“Frankenstein Was Here”: Synthetic Biology as Graffiti

ByCarl Zimmer
January 31, 2008
2 min read

Earlier today, I took a walk in the blustery winds of Washington DC with Drew Endy, a synthetic biologist from MIT. We had just been talking with Congressional staffers about the promise and perils of being able to manipulate life. There was too much to fit into the ninety minute session, and so our conversation spilled out on the street. And one of the things we talked about was the question of whether you can put your signature on a living thing.

The question came up thanks to Craig Venter and his team, who announced last week that they had synthesized the entire genome of a microbe. The research was impressive, but the press coverage was a bit ridiculous, as I explained here. The notion that Craig Venter was playing God (he isn’t) has proven to be journalistic catnip. In fact, the story refuses to die. In their paper, Venter and his colleagues mentioned they had added “watermarks” to the synthetic genome to distinguish it from the natural one they had copied. On Monday, Wired reported that they had gotten scientists to decipher the watermarks, which turned out to be the names of the scientists themselves. Their discovery was picked up in the days that followed by other outlets.

Drew Endy thought this was just more non-story. For one thing, he pointed out that the names were no secret. The scientists published all the watermarks in a supplementary table. But it was a non-story in a deeper way, Endy said. Watermarks imply that these signatures were somehow permanent marks of their makers. But to Endy, a better term is graffiti. If Venter and his colleagues implanted their new genome in a cell and it actually came to life, mutations would eventually strike the watermarks, turning “Craig Venter” into gibberish.

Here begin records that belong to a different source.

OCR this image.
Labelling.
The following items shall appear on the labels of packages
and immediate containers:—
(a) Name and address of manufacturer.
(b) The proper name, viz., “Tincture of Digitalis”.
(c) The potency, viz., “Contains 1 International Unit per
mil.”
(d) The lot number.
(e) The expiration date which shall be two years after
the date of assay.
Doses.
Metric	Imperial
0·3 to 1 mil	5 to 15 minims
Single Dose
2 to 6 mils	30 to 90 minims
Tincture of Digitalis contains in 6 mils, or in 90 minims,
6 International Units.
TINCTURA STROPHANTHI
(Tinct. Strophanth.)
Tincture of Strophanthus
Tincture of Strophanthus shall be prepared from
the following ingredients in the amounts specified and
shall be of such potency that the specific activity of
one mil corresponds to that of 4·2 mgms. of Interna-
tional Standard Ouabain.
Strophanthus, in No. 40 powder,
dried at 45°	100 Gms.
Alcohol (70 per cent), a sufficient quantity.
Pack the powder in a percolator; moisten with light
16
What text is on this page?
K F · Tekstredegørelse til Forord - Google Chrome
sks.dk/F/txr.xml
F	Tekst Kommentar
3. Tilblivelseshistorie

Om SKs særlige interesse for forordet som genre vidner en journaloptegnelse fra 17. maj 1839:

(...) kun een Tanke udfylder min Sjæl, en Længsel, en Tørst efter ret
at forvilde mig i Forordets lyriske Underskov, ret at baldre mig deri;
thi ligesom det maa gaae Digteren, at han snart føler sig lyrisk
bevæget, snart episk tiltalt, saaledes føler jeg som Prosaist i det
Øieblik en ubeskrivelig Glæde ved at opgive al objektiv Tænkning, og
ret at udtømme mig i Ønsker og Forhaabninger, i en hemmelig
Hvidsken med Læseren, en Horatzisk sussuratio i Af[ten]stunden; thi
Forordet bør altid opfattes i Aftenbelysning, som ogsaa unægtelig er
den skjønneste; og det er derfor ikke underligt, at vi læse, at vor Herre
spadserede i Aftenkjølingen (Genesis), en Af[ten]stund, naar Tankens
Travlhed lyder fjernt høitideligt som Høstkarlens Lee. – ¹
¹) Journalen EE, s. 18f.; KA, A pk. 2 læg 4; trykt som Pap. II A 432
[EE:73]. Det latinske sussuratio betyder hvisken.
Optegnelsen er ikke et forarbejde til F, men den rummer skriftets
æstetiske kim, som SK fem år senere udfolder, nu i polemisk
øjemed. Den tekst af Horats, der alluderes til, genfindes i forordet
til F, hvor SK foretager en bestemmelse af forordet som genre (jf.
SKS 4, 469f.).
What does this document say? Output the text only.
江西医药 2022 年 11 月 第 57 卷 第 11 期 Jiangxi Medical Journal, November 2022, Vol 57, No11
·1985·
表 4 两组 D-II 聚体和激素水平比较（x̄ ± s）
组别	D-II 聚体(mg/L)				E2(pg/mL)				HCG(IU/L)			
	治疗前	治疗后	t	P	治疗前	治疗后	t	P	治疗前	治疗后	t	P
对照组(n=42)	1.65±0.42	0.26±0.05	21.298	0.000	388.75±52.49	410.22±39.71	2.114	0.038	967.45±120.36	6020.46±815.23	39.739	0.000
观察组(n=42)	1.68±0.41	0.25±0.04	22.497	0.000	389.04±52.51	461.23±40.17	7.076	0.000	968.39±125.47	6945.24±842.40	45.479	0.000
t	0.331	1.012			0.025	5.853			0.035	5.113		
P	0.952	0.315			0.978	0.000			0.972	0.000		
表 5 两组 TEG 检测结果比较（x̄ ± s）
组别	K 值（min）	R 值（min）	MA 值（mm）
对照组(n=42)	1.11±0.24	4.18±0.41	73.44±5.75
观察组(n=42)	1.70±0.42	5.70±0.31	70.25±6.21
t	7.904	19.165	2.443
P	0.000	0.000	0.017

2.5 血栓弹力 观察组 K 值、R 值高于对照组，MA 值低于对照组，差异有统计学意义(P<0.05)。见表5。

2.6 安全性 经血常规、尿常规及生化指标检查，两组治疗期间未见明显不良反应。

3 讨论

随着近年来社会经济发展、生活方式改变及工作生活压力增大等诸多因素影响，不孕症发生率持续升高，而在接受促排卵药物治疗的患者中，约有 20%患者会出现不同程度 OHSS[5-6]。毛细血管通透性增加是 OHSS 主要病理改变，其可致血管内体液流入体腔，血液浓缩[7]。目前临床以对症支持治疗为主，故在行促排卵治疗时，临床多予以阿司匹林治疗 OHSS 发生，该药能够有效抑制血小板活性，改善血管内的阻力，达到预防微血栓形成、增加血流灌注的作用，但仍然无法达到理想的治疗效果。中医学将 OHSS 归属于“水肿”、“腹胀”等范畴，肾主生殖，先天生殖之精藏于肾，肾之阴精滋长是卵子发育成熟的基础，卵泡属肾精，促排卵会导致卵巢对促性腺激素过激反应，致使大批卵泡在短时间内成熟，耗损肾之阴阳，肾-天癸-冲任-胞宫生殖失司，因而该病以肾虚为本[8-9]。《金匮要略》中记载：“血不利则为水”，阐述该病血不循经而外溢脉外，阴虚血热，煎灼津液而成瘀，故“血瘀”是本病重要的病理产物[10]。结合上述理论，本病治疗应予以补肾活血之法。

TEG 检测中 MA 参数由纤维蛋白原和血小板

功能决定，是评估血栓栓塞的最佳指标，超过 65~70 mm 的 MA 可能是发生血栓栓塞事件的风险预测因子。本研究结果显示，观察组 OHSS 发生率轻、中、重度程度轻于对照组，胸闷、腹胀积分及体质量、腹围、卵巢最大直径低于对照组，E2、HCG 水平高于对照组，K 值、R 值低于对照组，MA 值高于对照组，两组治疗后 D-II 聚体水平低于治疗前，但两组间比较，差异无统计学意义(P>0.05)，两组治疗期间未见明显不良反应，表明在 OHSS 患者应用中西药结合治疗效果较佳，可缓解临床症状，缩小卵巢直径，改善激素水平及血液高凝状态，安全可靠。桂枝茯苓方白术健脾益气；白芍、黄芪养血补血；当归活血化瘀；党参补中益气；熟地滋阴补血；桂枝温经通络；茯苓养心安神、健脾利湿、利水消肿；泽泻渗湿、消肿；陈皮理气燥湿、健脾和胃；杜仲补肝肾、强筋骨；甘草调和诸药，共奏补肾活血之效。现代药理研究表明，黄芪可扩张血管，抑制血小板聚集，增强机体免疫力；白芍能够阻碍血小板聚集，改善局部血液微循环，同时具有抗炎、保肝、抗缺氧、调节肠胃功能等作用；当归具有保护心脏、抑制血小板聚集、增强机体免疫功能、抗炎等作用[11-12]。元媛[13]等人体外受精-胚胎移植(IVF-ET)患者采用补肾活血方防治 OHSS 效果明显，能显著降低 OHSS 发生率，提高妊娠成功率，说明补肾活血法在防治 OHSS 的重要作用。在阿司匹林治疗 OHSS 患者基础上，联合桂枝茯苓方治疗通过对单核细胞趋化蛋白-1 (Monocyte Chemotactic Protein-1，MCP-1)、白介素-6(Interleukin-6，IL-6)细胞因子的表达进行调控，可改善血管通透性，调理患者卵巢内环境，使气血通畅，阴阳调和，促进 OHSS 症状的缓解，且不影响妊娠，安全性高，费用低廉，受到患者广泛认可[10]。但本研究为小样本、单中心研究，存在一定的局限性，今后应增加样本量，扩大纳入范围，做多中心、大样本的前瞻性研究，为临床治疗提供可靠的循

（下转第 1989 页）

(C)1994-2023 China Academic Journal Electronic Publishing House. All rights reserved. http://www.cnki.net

It occurred to me that something even more drastic might happen. The scientists had put their signatures in parts of the genome that don’t encode for proteins. Specifically, they chose spots that are sometimes invaded by parasitic pieces of DNA called transposons. Since the microbes don’t suffer when the transposons strike these spots, putting watermarks in them wouldn’t cause any harm either. But that also means that if the genome were inserted into cells, transposons might well insert themselves right into those watermarks, splitting them into fragments. Transposons also have a knack for slicing out chunks of DNA, so they might erase the signatures altogether.

If you’re looking for literary immortality, you may not want to make DNA your paper and ink.